First, curiously, even though I quite enjoyed playing the following scifi video games: Mass Effect, Star Wars Knight of the Old Republic or Cyberpunk 2077, none of thee please me as GM. ME or KOTOR have singular super powerful enemies obviously labelled as guy, not my cup of tea. and Cyberpunk has an insane amount of street violence that I can't just believe for a successful space empire aggressively pushing against other equally hungry and successful space empire (the Master of Orion formula).

But yea! I got a breakthrough! just sharing here for posterity... And brainstorming / comment?
The space empire government need be illegitimate. Hell even our democracy are only about 70% legitimate these days, and declining I reckon (By legitimate I mean the people support the system of government and feel protected by it). Once a government is illegitimate, it's a fertile ground for corruption, secret society, private security forces... Many of those government are dictatorship in MoO, and the few democracy can be old "corpocracy" and no longer supported by the people either.
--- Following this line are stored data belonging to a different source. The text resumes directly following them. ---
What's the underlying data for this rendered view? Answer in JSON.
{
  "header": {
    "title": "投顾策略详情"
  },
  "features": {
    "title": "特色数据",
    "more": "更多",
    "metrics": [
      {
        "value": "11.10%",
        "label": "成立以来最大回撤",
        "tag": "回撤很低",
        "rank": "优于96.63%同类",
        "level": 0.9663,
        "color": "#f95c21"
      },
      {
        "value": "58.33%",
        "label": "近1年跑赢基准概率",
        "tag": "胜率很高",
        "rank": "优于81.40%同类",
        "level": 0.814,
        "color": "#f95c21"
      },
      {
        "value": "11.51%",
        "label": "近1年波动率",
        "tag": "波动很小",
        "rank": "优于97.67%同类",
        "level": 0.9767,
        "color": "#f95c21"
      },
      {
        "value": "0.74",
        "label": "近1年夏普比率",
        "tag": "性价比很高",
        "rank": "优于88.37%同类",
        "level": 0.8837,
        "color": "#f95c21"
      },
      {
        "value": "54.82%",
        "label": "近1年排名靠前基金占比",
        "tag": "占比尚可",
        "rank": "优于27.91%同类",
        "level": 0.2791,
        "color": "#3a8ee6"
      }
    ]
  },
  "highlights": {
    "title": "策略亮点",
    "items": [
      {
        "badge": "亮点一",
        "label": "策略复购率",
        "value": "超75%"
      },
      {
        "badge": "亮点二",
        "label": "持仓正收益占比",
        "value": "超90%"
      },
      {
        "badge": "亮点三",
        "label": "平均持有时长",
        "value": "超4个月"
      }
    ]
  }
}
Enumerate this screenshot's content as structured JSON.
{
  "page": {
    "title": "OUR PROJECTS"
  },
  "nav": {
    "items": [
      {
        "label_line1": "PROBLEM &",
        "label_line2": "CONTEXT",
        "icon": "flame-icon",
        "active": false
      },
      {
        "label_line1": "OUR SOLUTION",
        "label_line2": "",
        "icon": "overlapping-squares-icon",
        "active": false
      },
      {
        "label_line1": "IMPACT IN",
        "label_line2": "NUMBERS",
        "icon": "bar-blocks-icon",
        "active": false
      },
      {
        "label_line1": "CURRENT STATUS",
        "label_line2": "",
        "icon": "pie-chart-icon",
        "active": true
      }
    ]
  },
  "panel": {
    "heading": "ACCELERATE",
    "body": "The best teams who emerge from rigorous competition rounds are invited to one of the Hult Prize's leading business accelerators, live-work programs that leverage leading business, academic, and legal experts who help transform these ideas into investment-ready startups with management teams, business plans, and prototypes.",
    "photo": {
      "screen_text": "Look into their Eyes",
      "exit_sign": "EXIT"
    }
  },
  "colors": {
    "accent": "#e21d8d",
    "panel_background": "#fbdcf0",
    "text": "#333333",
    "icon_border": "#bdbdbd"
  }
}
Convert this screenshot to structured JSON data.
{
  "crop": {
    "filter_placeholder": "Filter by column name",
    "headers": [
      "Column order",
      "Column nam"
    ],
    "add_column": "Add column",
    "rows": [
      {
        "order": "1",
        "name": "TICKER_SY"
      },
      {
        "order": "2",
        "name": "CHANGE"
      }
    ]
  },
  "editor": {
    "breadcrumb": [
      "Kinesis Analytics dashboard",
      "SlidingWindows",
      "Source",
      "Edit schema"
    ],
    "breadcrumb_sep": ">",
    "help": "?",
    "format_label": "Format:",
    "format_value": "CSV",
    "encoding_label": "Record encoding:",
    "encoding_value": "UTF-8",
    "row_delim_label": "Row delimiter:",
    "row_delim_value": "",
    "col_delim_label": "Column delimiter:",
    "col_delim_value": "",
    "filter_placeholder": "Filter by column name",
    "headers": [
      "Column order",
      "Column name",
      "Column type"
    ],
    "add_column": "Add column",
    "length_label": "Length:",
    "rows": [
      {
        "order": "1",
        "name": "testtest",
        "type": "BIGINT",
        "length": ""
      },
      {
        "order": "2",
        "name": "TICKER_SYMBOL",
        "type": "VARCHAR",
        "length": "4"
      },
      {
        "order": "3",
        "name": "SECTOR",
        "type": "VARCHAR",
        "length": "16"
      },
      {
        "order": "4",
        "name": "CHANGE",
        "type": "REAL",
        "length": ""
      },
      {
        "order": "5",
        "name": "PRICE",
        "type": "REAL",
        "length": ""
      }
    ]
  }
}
In such situation the state monopoly on violence is shaky, at best.

From that, and the ongoing conflict with border empires, so many consequences:
- first they might be long never ending war zones, all the private contractor milking the money making war machine
- here comes: idle mercenary forces (racketeering), criminal union, smuggling of good - even ordinary ones, yeah!
- also, I could easily prevent player from walking in the street in full combat armor (a bit annoying) and force a stealthy game play: if the player are too obvious the state will arrest them and fine them 10,000 credit for "public disturbances" and if they make too big a mess of their missions, the state might investigate and the result might displease both their enemies and their employer...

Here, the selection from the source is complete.